Los cables fechados en abril de 2008 señalan que Bahréin trabajó con el Gobierno de EE.UU. para controlar las transacciones financieras de Irán. Y quizá aún más importante, Manama (la capital de Bahréin) ha expresado su interés en la creación de una alianza más amplia de los países del Golfo y la región para resistir a Teherán.
Diplomáticos de EE.UU. evidencian una sólida conexión con el rey de Bahréin, Hamad bin Isa Al Jalifa. Un cable de diciembre 2009 lo describe como «afable y atractivo. Gobierna como una especie de rey ejecutivo, fija el rumbo general y deja a su gente de confianza la alta dirección del Gobierno». Parte de la afinidad personal se deriva del hecho de que el rey Hamad pasó un tiempo en los Estados Unidos, según otro cable de agosto 2008, en el que el monarca describe su paso por el Comando General del Ejército de EE.UU. y el General Staff College como la experiencia «más gratificante de su vida».
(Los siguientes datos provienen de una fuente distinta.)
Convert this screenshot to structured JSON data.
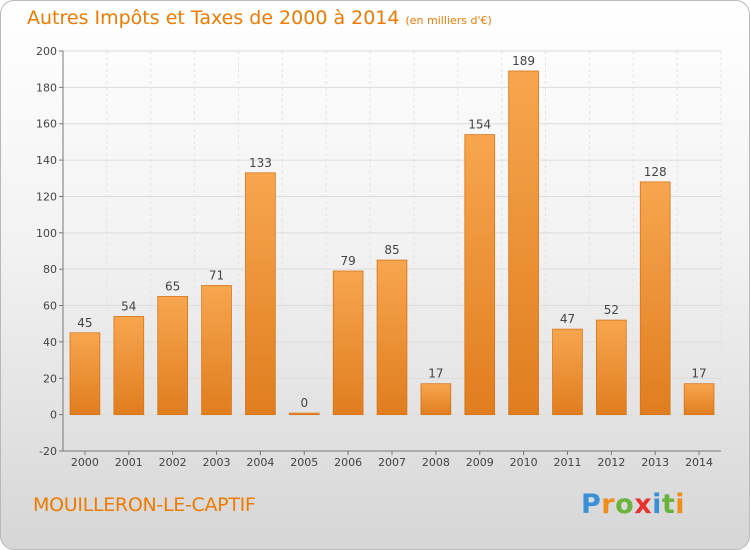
{
  "title": "Autres Impôts et Taxes de 2000 à 2014",
  "unit": "(en milliers d'€)",
  "city": "MOUILLERON-LE-CAPTIF",
  "brand": {
    "letters": [
      "P",
      "r",
      "o",
      "x",
      "i",
      "t",
      "i"
    ],
    "colors": [
      "#3a8fd6",
      "#f08c1a",
      "#6cb33e",
      "#e8312f",
      "#3a8fd6",
      "#6cb33e",
      "#f08c1a"
    ]
  },
  "colors": {
    "bar_top": "#f7a64f",
    "bar_bottom": "#e07d1f",
    "accent": "#ee7a00"
  },
  "chart_data": {
    "type": "bar",
    "title": "Autres Impôts et Taxes de 2000 à 2014",
    "unit": "(en milliers d'€)",
    "categories": [
      "2000",
      "2001",
      "2002",
      "2003",
      "2004",
      "2005",
      "2006",
      "2007",
      "2008",
      "2009",
      "2010",
      "2011",
      "2012",
      "2013",
      "2014"
    ],
    "values": [
      45,
      54,
      65,
      71,
      133,
      0,
      79,
      85,
      17,
      154,
      189,
      47,
      52,
      128,
      17
    ],
    "ylim": [
      -20,
      200
    ],
    "yticks": [
      -20,
      0,
      20,
      40,
      60,
      80,
      100,
      120,
      140,
      160,
      180,
      200
    ],
    "grid": true
  }
}
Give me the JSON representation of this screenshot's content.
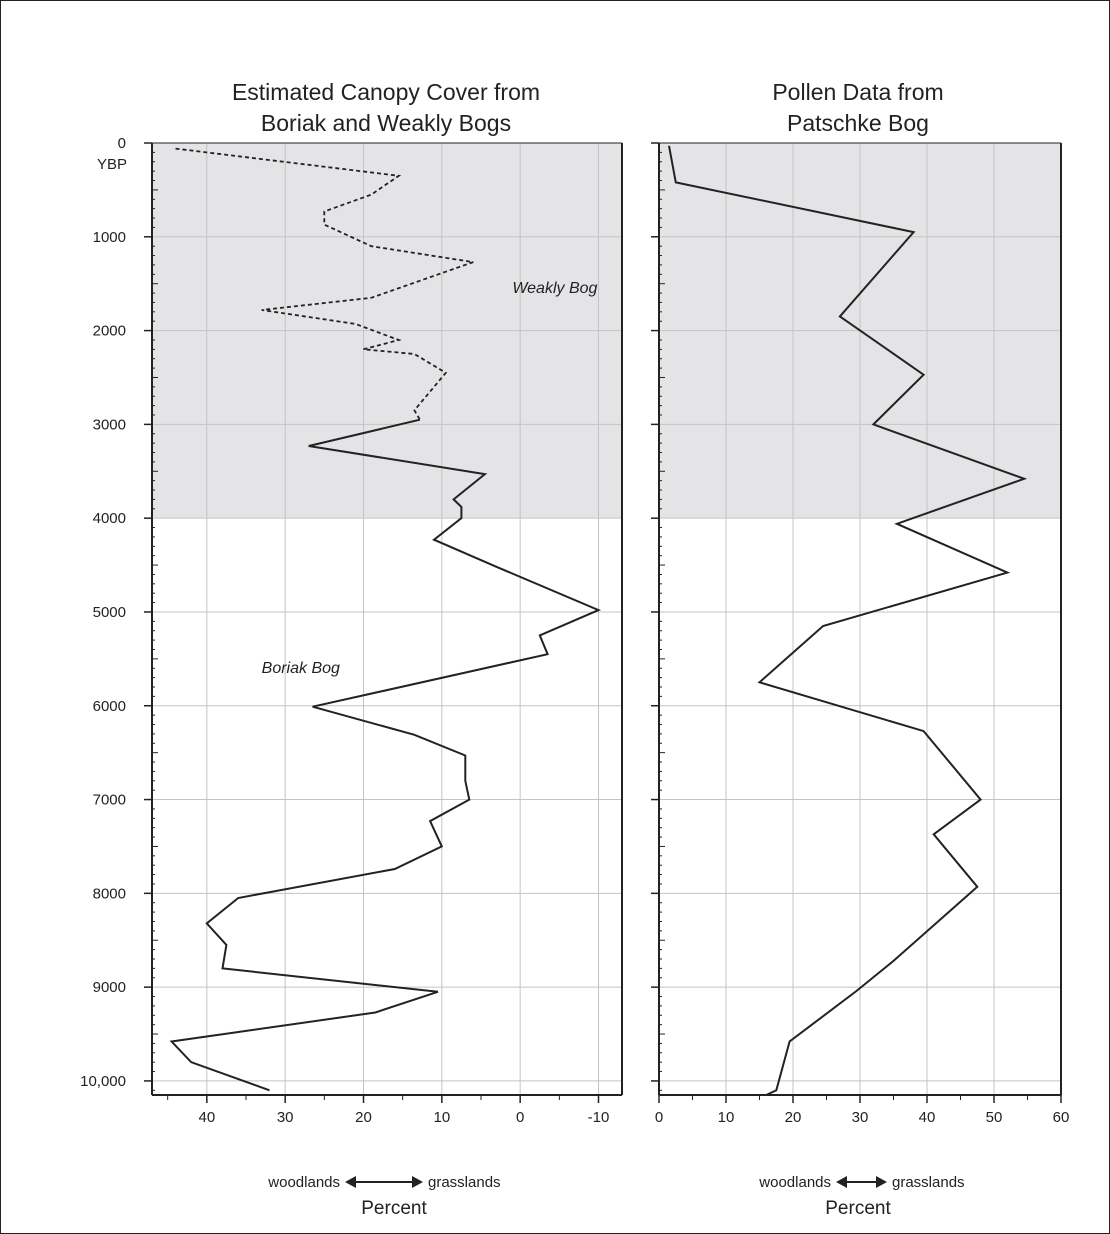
{
  "chart_data": [
    {
      "type": "line",
      "title_lines": [
        "Estimated Canopy Cover from",
        "Boriak and Weakly Bogs"
      ],
      "xlabel": "Percent",
      "direction_left": "woodlands",
      "direction_right": "grasslands",
      "x_reversed": true,
      "xlim": [
        47,
        -13
      ],
      "ylim": [
        0,
        10150
      ],
      "y_inverted": true,
      "x_ticks": [
        40,
        30,
        20,
        10,
        0,
        -10
      ],
      "x_tick_labels": [
        "40",
        "30",
        "20",
        "10",
        "0",
        "-10"
      ],
      "y_ticks": [
        0,
        1000,
        2000,
        3000,
        4000,
        5000,
        6000,
        7000,
        8000,
        9000,
        10000
      ],
      "y_tick_labels": [
        "0",
        "1000",
        "2000",
        "3000",
        "4000",
        "5000",
        "6000",
        "7000",
        "8000",
        "9000",
        "10,000"
      ],
      "y_unit_label": "YBP",
      "shaded_range": [
        0,
        4000
      ],
      "grid": true,
      "series": [
        {
          "name": "Weakly Bog",
          "style": "dashed",
          "points": [
            [
              44,
              60
            ],
            [
              15.5,
              350
            ],
            [
              19,
              550
            ],
            [
              25,
              730
            ],
            [
              25,
              870
            ],
            [
              19,
              1100
            ],
            [
              6,
              1270
            ],
            [
              19,
              1650
            ],
            [
              33,
              1780
            ],
            [
              21,
              1930
            ],
            [
              15.5,
              2100
            ],
            [
              20,
              2200
            ],
            [
              13.5,
              2250
            ],
            [
              9.5,
              2450
            ],
            [
              13.5,
              2850
            ],
            [
              12.8,
              2950
            ]
          ]
        },
        {
          "name": "Boriak Bog",
          "style": "solid",
          "points": [
            [
              12.8,
              2950
            ],
            [
              27,
              3230
            ],
            [
              4.5,
              3530
            ],
            [
              8.5,
              3800
            ],
            [
              7.5,
              3880
            ],
            [
              7.5,
              4000
            ],
            [
              11,
              4230
            ],
            [
              3,
              4520
            ],
            [
              -10,
              4980
            ],
            [
              -2.5,
              5250
            ],
            [
              -3.5,
              5450
            ],
            [
              26.5,
              6010
            ],
            [
              13.5,
              6310
            ],
            [
              7,
              6530
            ],
            [
              7,
              6800
            ],
            [
              6.5,
              7000
            ],
            [
              11.5,
              7230
            ],
            [
              10,
              7500
            ],
            [
              16,
              7740
            ],
            [
              36,
              8050
            ],
            [
              40,
              8320
            ],
            [
              37.5,
              8550
            ],
            [
              38,
              8800
            ],
            [
              10.5,
              9050
            ],
            [
              18.5,
              9270
            ],
            [
              44.5,
              9580
            ],
            [
              42,
              9800
            ],
            [
              32,
              10100
            ]
          ]
        }
      ],
      "annotations": [
        {
          "text": "Weakly Bog",
          "x": 1,
          "y": 1600
        },
        {
          "text": "Boriak Bog",
          "x": 33,
          "y": 5650
        }
      ]
    },
    {
      "type": "line",
      "title_lines": [
        "Pollen Data from",
        "Patschke Bog"
      ],
      "xlabel": "Percent",
      "direction_left": "woodlands",
      "direction_right": "grasslands",
      "xlim": [
        0,
        60
      ],
      "ylim": [
        0,
        10150
      ],
      "y_inverted": true,
      "x_ticks": [
        0,
        10,
        20,
        30,
        40,
        50,
        60
      ],
      "x_tick_labels": [
        "0",
        "10",
        "20",
        "30",
        "40",
        "50",
        "60"
      ],
      "y_ticks": [
        0,
        1000,
        2000,
        3000,
        4000,
        5000,
        6000,
        7000,
        8000,
        9000,
        10000
      ],
      "shaded_range": [
        0,
        4000
      ],
      "grid": true,
      "series": [
        {
          "style": "solid",
          "points": [
            [
              1.5,
              30
            ],
            [
              2.5,
              420
            ],
            [
              38,
              950
            ],
            [
              27,
              1850
            ],
            [
              39.5,
              2470
            ],
            [
              32,
              3000
            ],
            [
              54.5,
              3580
            ],
            [
              35.5,
              4060
            ],
            [
              52,
              4580
            ],
            [
              24.5,
              5150
            ],
            [
              15,
              5750
            ],
            [
              39.5,
              6270
            ],
            [
              48,
              7000
            ],
            [
              41,
              7370
            ],
            [
              47.5,
              7930
            ],
            [
              35,
              8720
            ],
            [
              29.5,
              9040
            ],
            [
              19.5,
              9580
            ],
            [
              17.5,
              10100
            ],
            [
              16,
              10150
            ]
          ]
        }
      ]
    }
  ]
}
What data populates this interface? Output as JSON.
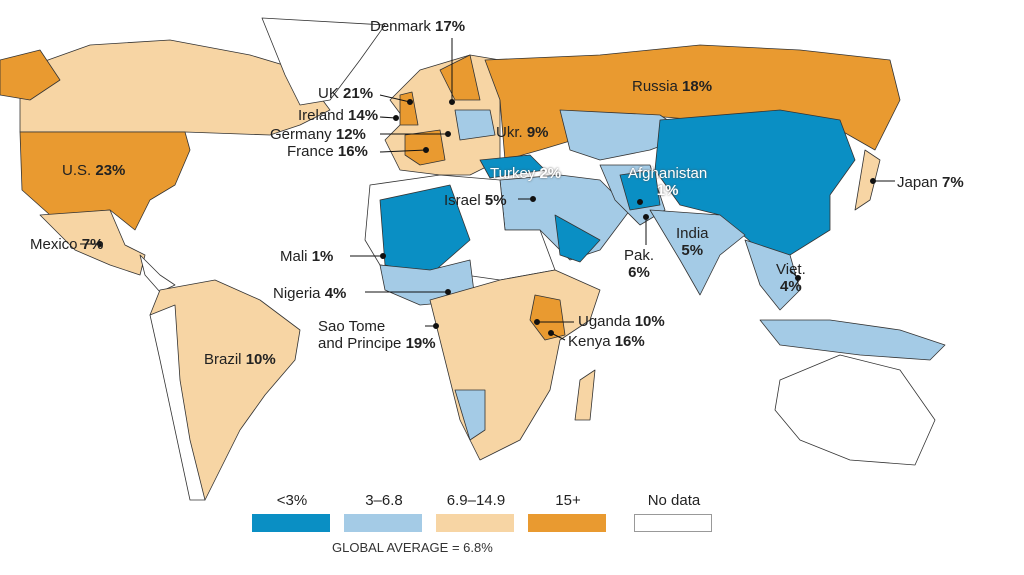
{
  "colors": {
    "lt3": "#0a8fc4",
    "3to6.8": "#a4cbe6",
    "6.9to14.9": "#f7d5a4",
    "15plus": "#e99a30",
    "nodata": "#ffffff"
  },
  "legend": {
    "items": [
      {
        "label": "<3%",
        "key": "lt3"
      },
      {
        "label": "3–6.8",
        "key": "3to6.8"
      },
      {
        "label": "6.9–14.9",
        "key": "6.9to14.9"
      },
      {
        "label": "15+",
        "key": "15plus"
      },
      {
        "label": "No data",
        "key": "nodata"
      }
    ],
    "global_average": "GLOBAL AVERAGE = 6.8%"
  },
  "countries": [
    {
      "name": "Denmark",
      "value": "17%"
    },
    {
      "name": "UK",
      "value": "21%"
    },
    {
      "name": "Ireland",
      "value": "14%"
    },
    {
      "name": "Germany",
      "value": "12%"
    },
    {
      "name": "France",
      "value": "16%"
    },
    {
      "name": "Russia",
      "value": "18%"
    },
    {
      "name": "Ukr.",
      "value": "9%"
    },
    {
      "name": "Turkey",
      "value": "2%"
    },
    {
      "name": "Israel",
      "value": "5%"
    },
    {
      "name": "Afghanistan",
      "value": "1%"
    },
    {
      "name": "Japan",
      "value": "7%"
    },
    {
      "name": "U.S.",
      "value": "23%"
    },
    {
      "name": "Mexico",
      "value": "7%"
    },
    {
      "name": "Mali",
      "value": "1%"
    },
    {
      "name": "Nigeria",
      "value": "4%"
    },
    {
      "name": "Sao Tome",
      "name2": "and Principe",
      "value": "19%"
    },
    {
      "name": "Uganda",
      "value": "10%"
    },
    {
      "name": "Kenya",
      "value": "16%"
    },
    {
      "name": "Brazil",
      "value": "10%"
    },
    {
      "name": "India",
      "value": "5%"
    },
    {
      "name": "Pak.",
      "value": "6%"
    },
    {
      "name": "Viet.",
      "value": "4%"
    }
  ]
}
A pesar de esta fuerte relación bilateral, los cables indican una conciencia aguda de la volatilidad de la política interna de Bahréin y alertan. «Grupos pequeños pero violentos de los jóvenes chiitas de clase baja, frustrados con la persistente discriminación y lo que perciben como un ritmo de reformas demasiado gradual, se enfrentan con la Policía casi todas las semanas. La minoría sunita, que gobierna el país y controla todas las fuerzas de seguridad, por lo general ha actuado con moderación, pero se necesita solo un error para provocar una escalada potencialmente desastrosa».
Curiosamente, los diplomáticos de EE.UU. también señalaron un cambio de táctica por parte del Gobierno para hacer frente a los disturbios durante el verano de 2008, según un cable de julio de ese año: «En los últimos dos meses, el rey se ha apartado de su tradicional estilo e intervino personalmente en varias controversias derivadas de las tensiones entre chiitas y sunitas. Públicamente, tanto en persona como a través de sus ministros, convocó a los líderes comunales, directores de periódicos y bloggers para advertirles que no crucen determinadas líneas rojas acerca de temas como las disputas de la familia real y la crítica a los jueces que han condenado a prisión a manifestantes chiitas.
A los diplomáticos de EE.UU. no se les ha ocurrido pensar que la situación se agravaría, en gran parte debido a la confianza en la capacidad del Gobierno.